3. Do what your partner likes/wants to do without complaint.
Relationships are about compromise. You can't always do what you want to do, and you won't always like what you're partner likes to do. Sharing activities and doing new things can bring you closer together and make great memories. Who knows, maybe you'll discover that you really do kinda like that T.V. show.
4. Save water, shower together.
Does this really need further explanation??
Really listen to what your partner is saying, and not saying. Sometimes it's what's behind the words that you need to pay attention to.
6. Know and Support your partners goals.
Helping each other grow as a person is a great way to help your relationship grow. Philip wants to move into an more IT based field, so I encouraged him to sign up for an online certificate training course. He does classwork, while I write and work on this blog. And, it's no secret I am trying to lose weight and get healthy. Philip has played a huge role in motivation and accountability for me, and I think I am really going to be able to stick with it this go round.
7. Don't stop dating each other.
Sometimes, as a couple, you fall into a comfortable rut and one day you realize you're not having fun anymore. Set aside time to get dressed up and get out of the house. Go to a nice dinner, see a movie, or explore your city. Long distance? Philip and I would have Skype dinner dates before I moved to Missouri.
8. Unexpected and thoughtful gestures.
As Philip says, "Surprises keep the spice!" When your partner has had a bad day, stop and pick them up their favorite candy, run them a bubble bath, or perhaps that movie from RedBox they've been wanting to see. Last Friday was our first anniversary, Philip told me that my gift would not arrive until the next week, so he surprised me with my new favorite Disney movie so I would have something to open that day. And I surprised him with a gift even though I told him that I wasn't going to be able to afford to.
9. Appreciate what they do for you and your life together.

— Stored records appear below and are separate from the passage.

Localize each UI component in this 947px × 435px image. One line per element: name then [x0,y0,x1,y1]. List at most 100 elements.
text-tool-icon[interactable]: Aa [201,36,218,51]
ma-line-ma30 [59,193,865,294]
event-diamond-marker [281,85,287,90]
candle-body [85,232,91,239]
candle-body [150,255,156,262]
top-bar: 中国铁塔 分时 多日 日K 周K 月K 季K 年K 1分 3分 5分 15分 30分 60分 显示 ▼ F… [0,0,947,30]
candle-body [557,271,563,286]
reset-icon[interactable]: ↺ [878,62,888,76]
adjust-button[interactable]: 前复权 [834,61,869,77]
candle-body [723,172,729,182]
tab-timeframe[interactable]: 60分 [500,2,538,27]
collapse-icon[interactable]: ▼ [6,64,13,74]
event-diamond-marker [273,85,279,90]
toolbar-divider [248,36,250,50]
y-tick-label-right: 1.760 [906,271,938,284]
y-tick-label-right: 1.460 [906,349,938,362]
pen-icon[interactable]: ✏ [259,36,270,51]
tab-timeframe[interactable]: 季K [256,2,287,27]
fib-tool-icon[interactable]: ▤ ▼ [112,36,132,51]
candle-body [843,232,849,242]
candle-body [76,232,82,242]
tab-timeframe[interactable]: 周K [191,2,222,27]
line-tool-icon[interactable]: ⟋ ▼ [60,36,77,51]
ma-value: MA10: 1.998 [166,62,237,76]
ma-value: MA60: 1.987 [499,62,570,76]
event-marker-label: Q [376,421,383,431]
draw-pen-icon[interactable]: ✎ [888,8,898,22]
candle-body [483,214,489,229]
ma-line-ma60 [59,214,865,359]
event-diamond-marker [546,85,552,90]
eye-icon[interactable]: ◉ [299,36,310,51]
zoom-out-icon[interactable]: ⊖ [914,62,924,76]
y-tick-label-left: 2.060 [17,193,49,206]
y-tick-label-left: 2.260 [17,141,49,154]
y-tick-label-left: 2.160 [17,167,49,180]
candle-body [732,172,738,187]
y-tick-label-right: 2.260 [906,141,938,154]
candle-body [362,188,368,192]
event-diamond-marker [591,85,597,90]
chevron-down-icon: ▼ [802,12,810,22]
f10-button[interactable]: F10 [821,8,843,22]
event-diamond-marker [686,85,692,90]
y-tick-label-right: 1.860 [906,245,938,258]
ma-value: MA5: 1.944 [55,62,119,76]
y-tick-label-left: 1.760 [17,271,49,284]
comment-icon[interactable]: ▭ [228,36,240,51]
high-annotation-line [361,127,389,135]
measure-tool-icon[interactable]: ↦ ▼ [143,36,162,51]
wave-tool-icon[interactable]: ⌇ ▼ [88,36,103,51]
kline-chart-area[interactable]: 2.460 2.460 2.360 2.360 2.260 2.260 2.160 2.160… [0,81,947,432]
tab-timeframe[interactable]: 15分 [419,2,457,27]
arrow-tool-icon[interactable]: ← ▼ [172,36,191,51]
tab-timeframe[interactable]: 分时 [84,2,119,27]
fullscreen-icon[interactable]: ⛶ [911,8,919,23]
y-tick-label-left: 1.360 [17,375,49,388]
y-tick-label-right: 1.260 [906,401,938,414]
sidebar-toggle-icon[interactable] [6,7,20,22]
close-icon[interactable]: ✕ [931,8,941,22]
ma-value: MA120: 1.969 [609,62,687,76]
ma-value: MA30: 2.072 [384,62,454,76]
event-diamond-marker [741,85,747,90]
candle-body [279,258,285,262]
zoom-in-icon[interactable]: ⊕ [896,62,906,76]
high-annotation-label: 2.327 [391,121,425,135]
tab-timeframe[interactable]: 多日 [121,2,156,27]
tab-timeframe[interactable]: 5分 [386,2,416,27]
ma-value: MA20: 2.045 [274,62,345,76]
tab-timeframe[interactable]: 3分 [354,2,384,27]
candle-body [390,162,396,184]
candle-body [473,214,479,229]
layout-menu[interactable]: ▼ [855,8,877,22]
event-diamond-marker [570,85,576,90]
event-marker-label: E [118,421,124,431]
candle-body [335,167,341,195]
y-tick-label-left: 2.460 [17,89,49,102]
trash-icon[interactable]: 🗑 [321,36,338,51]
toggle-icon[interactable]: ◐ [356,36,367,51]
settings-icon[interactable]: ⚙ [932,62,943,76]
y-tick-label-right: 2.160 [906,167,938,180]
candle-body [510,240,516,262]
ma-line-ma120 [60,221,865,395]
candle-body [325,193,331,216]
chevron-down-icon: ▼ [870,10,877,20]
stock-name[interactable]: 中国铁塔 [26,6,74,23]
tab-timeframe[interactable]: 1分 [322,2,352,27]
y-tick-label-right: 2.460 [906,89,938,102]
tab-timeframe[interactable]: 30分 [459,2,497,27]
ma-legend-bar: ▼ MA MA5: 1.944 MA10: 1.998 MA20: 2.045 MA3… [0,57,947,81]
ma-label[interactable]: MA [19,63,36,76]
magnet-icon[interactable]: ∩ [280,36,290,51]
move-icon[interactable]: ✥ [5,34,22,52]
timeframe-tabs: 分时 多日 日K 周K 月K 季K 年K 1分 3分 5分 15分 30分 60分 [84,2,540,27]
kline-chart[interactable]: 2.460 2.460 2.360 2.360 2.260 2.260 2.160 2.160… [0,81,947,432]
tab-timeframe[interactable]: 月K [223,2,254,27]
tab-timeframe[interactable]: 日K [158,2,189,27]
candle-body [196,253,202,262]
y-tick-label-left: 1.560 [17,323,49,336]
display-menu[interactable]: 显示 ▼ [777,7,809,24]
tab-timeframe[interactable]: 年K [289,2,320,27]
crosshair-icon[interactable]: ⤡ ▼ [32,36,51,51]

A lot of times the small things you do get overlooked and taken for granted. Try to stop and take notice of what your partner does for you and your relationship. Let them know you appreciate their efforts. Philip puts the dishes away because he knows I don't like to and I make sure he has a healthy meal for breakfast, lunch, and dinner because he'd be stuck with frozen pizzas and Taco Bell if I didn't.
10. Tell them.
People like to hear that you love and care for them. Those three little words can have a lot of power if you support them with your actions. I make sure to tell Philip every night when I come to bed that I love him and he tells me every afternoon when he comes home from work.
What do you do to show your partner Love?